Path of the Incubus said:


> The eternal city of Commorragh has been cast into turmoil by the Dysjunction, a cataclysmic disturbance in the very fabric of its existence. As the streets are inundated with horrors from beyond the veil, Supreme Overlord Asdrubael Vect battles to keep his enemies in check and maintain his stranglehold over the riven city. Kabal turns upon kabal, archon against archon as the fires of hell are unleashed. Redemption for Commorragh rests in the hands of a disgraced incubus warrior wrongly accused of triggering the Dysjunction itself. His efforts to reclaim his lost honour could save the city or damn it forever – assuming it can survive the daemonic invasion and the archons’ deadly battles for supremacy.














Space Wolves: Blood of Asaheim said:


> After half a century apart, in service to the Deathwatch and the Chapter, Space Wolves Ingvar and Gunnlaugr are reunited. Sent to defend an important shrine world against the plague-ridden Death Guard, the Grey Hunters clash with the pious Sisters of Battle, who see the Space Wolves as little better than the enemy they fight. As enemies close in around them and treachery is revealed, Gunnlaugr and his warriors must hold the defenders together – even as hidden tensions threaten to their the pack apart.














Fire Caste said:


> In the jungles of the Dolorosa Coil, a coalition of alien tau and human deserters have waged war upon the Imperium for countless years. Fresh Imperial Guard forces from the Arkhan Confederates are sent in to break the stalemate and annihilate the xenos. But greater forces are at work, and the Confederates soon find themselves broken and scattered. As they fight a desperate guerrilla war, their only hope may lie in the hands of a disgraced commissar, hell-bent on revenge.














The Sigilite said:


> Warmaster Horus has divided the Imperium in a bloody civil war, but while his armies prepare for battle the Emperor himself remains curiously absent. In his place stands Malcador – legendary Sigillite, First Lord of Terra and regent to the throne, and now arguably the single most powerful man in the entire galaxy. Imperial Army officer Hasani Sabbyat is seconded to Malcador’s command for a secret mission into the wastelands of Gyptus, and along the way he learns the truth behind the Heresy and a great deal more about the destiny of mankind. Where do Malcador’s true loyalties lie?

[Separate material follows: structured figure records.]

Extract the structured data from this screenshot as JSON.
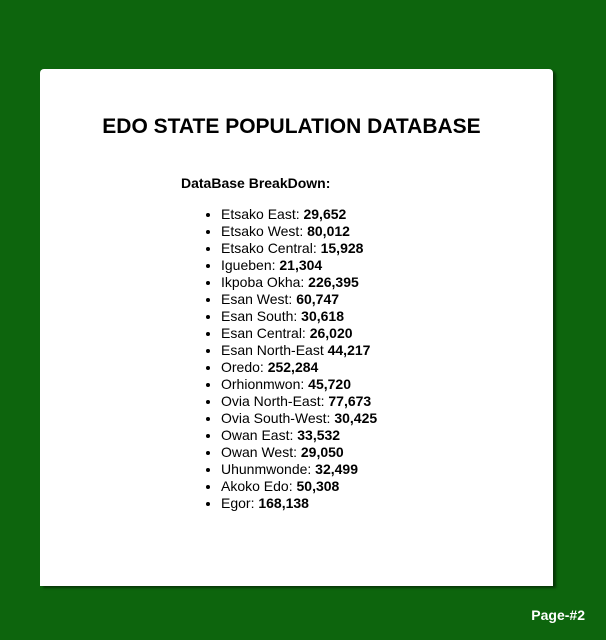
{
  "title": "EDO STATE POPULATION DATABASE",
  "breakdown_label": "DataBase BreakDown:",
  "items": [
    {
      "name": "Etsako East:",
      "value": "29,652"
    },
    {
      "name": "Etsako West:",
      "value": "80,012"
    },
    {
      "name": "Etsako Central:",
      "value": "15,928"
    },
    {
      "name": "Igueben:",
      "value": "21,304"
    },
    {
      "name": "Ikpoba Okha:",
      "value": "226,395"
    },
    {
      "name": "Esan West:",
      "value": "60,747"
    },
    {
      "name": "Esan South:",
      "value": "30,618"
    },
    {
      "name": "Esan Central:",
      "value": "26,020"
    },
    {
      "name": "Esan North-East",
      "value": "44,217"
    },
    {
      "name": "Oredo:",
      "value": "252,284"
    },
    {
      "name": "Orhionmwon:",
      "value": "45,720"
    },
    {
      "name": "Ovia North-East:",
      "value": "77,673"
    },
    {
      "name": "Ovia South-West:",
      "value": "30,425"
    },
    {
      "name": "Owan East:",
      "value": "33,532"
    },
    {
      "name": "Owan West:",
      "value": "29,050"
    },
    {
      "name": "Uhunmwonde:",
      "value": "32,499"
    },
    {
      "name": "Akoko Edo:",
      "value": "50,308"
    },
    {
      "name": "Egor:",
      "value": "168,138"
    }
  ],
  "page_label": "Page-#2",
  "colors": {
    "background": "#0d650d",
    "card": "#ffffff",
    "text": "#000000"
  }
}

Best of Hammer and Bolter 2 said:


> Hammer and Bolter is Black Library’s digital magazine, bringing you the best in Warhammer and Warhammer 40,000 short fiction every month. Now, for the first time in print, the editors are proud to present the best stories from the second year of issues, with contributions from Black Library veterans like Graham McNeill, Nick Kyme and Rob Sanders, through to some rising stars and a host of new talent. Featuring stories from across the Warhammer World and the grim darkness of the far future, The Best of Hammer and Bolter: Volume Two is an essential collection of sci-fi and fantasy shorts from the dark vaults of the Black Library.


Epicness. Sheer epicness...


LotN


----------



## VixusKragov (Feb 21, 2012)

Awesome. Thanks for the info- looks like I'm going to be handing GW more of my money


----------



## NIKT208 (Mar 14, 2011)

Is that complete, where is Angel Exterminatus and Betrayer?


----------



## Hachiko (Jan 26, 2011)

Really digging the new Gotrek and Felix omnibus covers.


----------



## Karthak (Jul 25, 2010)

Looks like Fire Caste isn't going to be from the perspective of a Tau soldier. A pity.


----------



## Lord of the Night (Nov 18, 2009)

Karthak said:


> Looks like Fire Caste isn't going to be from the perspective of a Tau soldier. A pity.


Very much so, but it may still happen one day.


LotN


----------



## Alhom (Aug 17, 2012)

I'm very curious by The Death of Antagonis.
How this special Chapter will act with the hard and pitiless Sisters of Battle...


----------



## Dean2112 (Sep 4, 2012)

Where did you find this?, I am new to site but not to HH or Black Library?


----------